Здравствуй, мой дневничок. Мне без тебя уже скучно. Мне сегодня придется одной идти за водой – папа на заводе, мама на фабрике, Женя лежит, и баба Клава слегла. Она долго крепилась, но все-таки слегла. У нее щеки стали совсем сморщенные, а скулы красные, горят как лампы, и рот пересох. Она все время шепчет: пить, пить. Я побежала дать ей воды – смотрю, а в кувшине воды больше нет, и в чайнике нет, и в ведре тоже.

За водой идти далеко. Три километра.
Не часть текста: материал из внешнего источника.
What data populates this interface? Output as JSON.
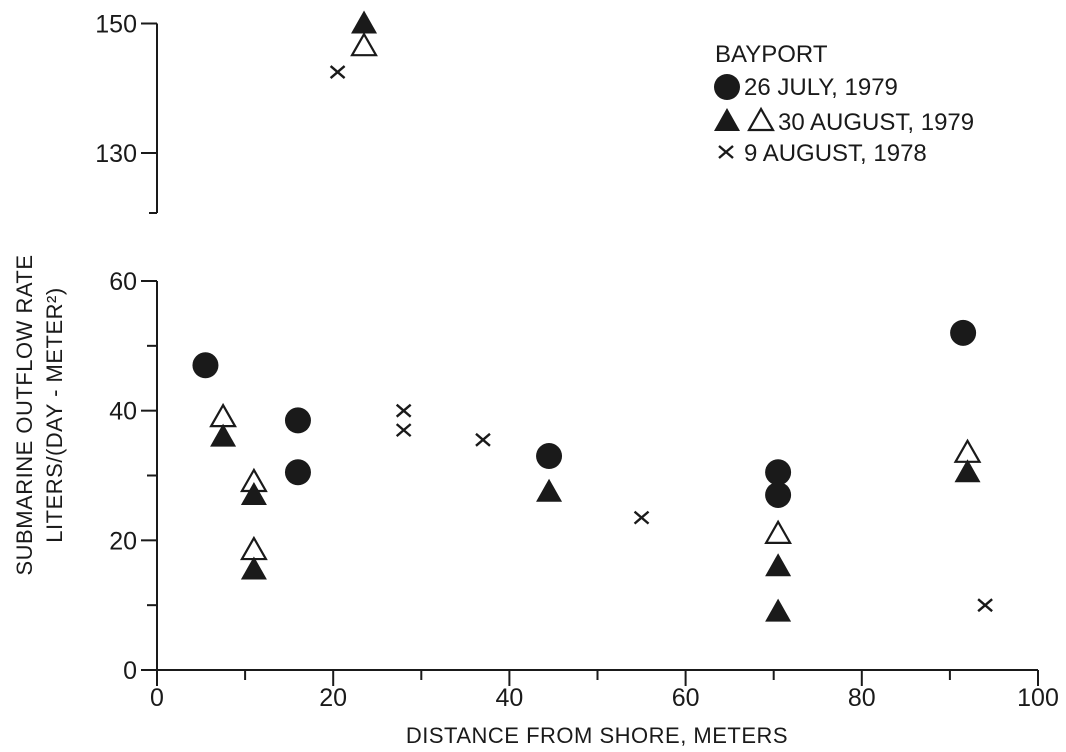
{
  "chart_data": {
    "type": "scatter",
    "xlabel": "DISTANCE FROM SHORE, METERS",
    "ylabel": [
      "SUBMARINE OUTFLOW RATE",
      "LITERS/(DAY - METER²)"
    ],
    "xlim": [
      0,
      100
    ],
    "ylim_lower": [
      0,
      60
    ],
    "ylim_upper": [
      120,
      150
    ],
    "x_ticks": [
      "0",
      "20",
      "40",
      "60",
      "80",
      "100"
    ],
    "y_ticks_lower": [
      "0",
      "20",
      "40",
      "60"
    ],
    "y_ticks_upper": [
      "130",
      "150"
    ],
    "axis_break": true,
    "legend": {
      "title": "BAYPORT",
      "placement": "top-right",
      "entries": [
        {
          "label": "26  JULY, 1979",
          "markers": [
            "filled-circle"
          ]
        },
        {
          "label": "30 AUGUST, 1979",
          "markers": [
            "filled-triangle",
            "open-triangle"
          ]
        },
        {
          "label": "9  AUGUST, 1978",
          "markers": [
            "cross"
          ]
        }
      ]
    },
    "series": [
      {
        "marker": "filled-circle",
        "points": [
          [
            5.5,
            47
          ],
          [
            16,
            38.5
          ],
          [
            16,
            30.5
          ],
          [
            44.5,
            33
          ],
          [
            70.5,
            30.5
          ],
          [
            70.5,
            27
          ],
          [
            91.5,
            52
          ]
        ]
      },
      {
        "marker": "filled-triangle",
        "points": [
          [
            7.5,
            36
          ],
          [
            11,
            27
          ],
          [
            11,
            15.5
          ],
          [
            23.5,
            150
          ],
          [
            44.5,
            27.5
          ],
          [
            70.5,
            16
          ],
          [
            70.5,
            9
          ],
          [
            92,
            30.5
          ]
        ]
      },
      {
        "marker": "open-triangle",
        "points": [
          [
            7.5,
            39
          ],
          [
            11,
            29
          ],
          [
            11,
            18.5
          ],
          [
            23.5,
            146.5
          ],
          [
            70.5,
            21
          ],
          [
            92,
            33.5
          ]
        ]
      },
      {
        "marker": "cross",
        "points": [
          [
            20.5,
            142.5
          ],
          [
            28,
            40
          ],
          [
            28,
            37
          ],
          [
            37,
            35.5
          ],
          [
            55,
            23.5
          ],
          [
            94,
            10
          ]
        ]
      }
    ],
    "colors": {
      "ink": "#1a1a1a",
      "background": "#ffffff"
    }
  }
}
Так папа говорит, что три. Мама же машет рукой и шепчет: все четыре. Мы возим воду на саночках в большом ведре, ведро плотно закрываем крышкой и завязываем тряпками, чтобы как можно меньше воды на снег пролилось.

Вот это же надо, дома ни капли воды, дожили. А баба Клава вдруг бормотала-бормотала тихонько, да вдруг как крикнет на всю квартиру: пить! Я вздрогнула, я шкатулку бабы Клавы в руках держала, расписную, там на черном фоне сидят русские красавицы и прядут пряжу. Шкатулка упала на пол и треснула. Я быстро спрятала ее в шкаф. И меня посетила преступная мысль: а вдруг баба Клава умрет – и не заметит, что я ее шкатулку попортила?

Я подумала об этом совершенно спокойно. Как будто это и не я думаю, а кто-то другой за меня.

Я подошла к бабе Клаве и спросила ее: чаю хочешь?

И сама над собой посмеялась. Чай! Как странно звучит: пить чай! Мы его давно уже не пьем. Нет никакого чая, есть только кипяток, он и зовется чаем. Раньше, до войны, чай пили с вареньем, с печеньем, даже с медом. Папа привозил мед из Просека, настоящий липовый, и он был похож на золотую фольгу, так блестел. Сейчас у нас нет ничего к чаю. Ни крошки, ни корочки. Мы пьем кипяток с солью.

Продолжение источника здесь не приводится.